The amazing 'pixie dust' made from pigs bladder that regrew a severed finger in FOUR weeks
Sponges can do it and so can starfish. For flatworms it is no problem, and both lizards and salamanders can pull off the same trick.
The trick in question is regeneration, the almost magical property possessed by some animals to regrow whole limbs, tails, other body parts or organs if they are lost in an accident.
This spontaneous regeneration has only recently begun to be understood and it involves an incredibly complex interplay of genes and tissues.
What is known is that regeneration does not - except to a very limited degree - occur in humans or, indeed, in any mammals. Cut off a man's leg or a rabbit's foot and the best you can hope for is a scar covered stump.
Cut off a finger-tip and, unless you find a surgeon to sew it back on again promptly, you will simply have to put up with one digit shorter than the rest.

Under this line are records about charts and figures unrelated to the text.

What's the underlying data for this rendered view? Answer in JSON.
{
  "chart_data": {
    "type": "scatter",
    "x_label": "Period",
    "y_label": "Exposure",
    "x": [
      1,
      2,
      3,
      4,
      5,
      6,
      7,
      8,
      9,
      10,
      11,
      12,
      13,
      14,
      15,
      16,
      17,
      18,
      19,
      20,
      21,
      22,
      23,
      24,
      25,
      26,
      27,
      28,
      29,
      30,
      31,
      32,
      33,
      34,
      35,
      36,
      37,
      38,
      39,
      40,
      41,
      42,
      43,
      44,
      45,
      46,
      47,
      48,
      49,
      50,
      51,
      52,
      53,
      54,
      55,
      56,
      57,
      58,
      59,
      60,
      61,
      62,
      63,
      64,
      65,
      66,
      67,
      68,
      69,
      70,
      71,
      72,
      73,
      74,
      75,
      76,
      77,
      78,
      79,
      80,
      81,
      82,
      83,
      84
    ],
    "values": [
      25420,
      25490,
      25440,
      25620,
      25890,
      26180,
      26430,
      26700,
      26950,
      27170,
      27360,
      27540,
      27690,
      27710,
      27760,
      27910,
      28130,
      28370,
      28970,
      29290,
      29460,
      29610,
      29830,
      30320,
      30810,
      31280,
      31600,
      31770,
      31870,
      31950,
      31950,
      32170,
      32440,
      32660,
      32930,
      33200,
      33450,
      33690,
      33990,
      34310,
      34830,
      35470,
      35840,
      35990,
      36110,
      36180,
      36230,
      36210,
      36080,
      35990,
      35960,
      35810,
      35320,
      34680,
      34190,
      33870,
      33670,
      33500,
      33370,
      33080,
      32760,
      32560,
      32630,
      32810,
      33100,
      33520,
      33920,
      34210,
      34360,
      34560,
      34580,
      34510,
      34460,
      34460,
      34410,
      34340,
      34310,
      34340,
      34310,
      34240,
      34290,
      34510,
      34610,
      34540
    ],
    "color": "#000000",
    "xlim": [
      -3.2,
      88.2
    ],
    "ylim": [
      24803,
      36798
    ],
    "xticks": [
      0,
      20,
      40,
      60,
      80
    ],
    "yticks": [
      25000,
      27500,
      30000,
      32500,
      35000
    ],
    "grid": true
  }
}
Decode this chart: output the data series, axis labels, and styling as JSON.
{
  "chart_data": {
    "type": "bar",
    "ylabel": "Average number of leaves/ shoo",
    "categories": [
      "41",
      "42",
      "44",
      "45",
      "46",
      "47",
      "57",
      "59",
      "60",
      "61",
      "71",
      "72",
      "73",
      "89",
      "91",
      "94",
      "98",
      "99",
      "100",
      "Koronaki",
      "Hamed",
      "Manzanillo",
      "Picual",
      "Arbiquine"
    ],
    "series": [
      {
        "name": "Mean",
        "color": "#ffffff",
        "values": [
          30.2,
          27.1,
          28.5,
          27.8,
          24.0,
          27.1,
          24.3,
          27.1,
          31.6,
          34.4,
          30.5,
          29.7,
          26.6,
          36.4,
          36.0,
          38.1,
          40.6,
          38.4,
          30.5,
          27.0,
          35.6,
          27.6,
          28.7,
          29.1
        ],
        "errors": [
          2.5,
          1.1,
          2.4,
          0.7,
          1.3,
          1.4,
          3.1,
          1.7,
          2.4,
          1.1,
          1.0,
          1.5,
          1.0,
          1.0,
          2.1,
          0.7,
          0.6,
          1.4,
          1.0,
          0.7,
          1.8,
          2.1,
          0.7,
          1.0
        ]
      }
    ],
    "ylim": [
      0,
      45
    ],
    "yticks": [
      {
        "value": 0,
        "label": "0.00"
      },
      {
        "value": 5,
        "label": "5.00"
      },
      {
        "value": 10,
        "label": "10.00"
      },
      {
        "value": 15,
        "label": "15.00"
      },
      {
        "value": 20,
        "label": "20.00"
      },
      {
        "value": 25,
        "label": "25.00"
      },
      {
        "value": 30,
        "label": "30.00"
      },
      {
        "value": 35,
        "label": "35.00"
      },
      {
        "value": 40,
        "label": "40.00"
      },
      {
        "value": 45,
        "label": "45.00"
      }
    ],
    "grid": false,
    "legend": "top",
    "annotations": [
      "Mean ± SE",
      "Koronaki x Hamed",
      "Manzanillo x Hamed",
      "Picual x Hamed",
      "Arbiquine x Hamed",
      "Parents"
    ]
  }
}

That is, if reports are to be believed, unless you are Lee Spievack, a model aircraft enthusiast from Cincinnati in the U.S. who, in 2005, accidentally sliced an inch off the tip of his index finger with a model aeroplane propeller.
He was offered a tissue graft but refused when his brother Alan, a physician who has been researching tissue regeneration, persuaded him to sprinkle what is being termed "pixie dust" on the stump.
The dust, actually a collagen powder derived from pigs' bladders, appeared to provide a suitable "matrix" or framework, stimulating regrowth of the tissues and division of the cells, to enable Mr Spievack's finger to grow back - in just a month.
And not just a stump - flesh, tendon, skin, fingernail, fingerprints and all.
It is an extraordinary story because, if it can be confirmed, it will point the way to a breakthrough in one of medical science's greatest problems: the inability of humans to regenerate lost tissue.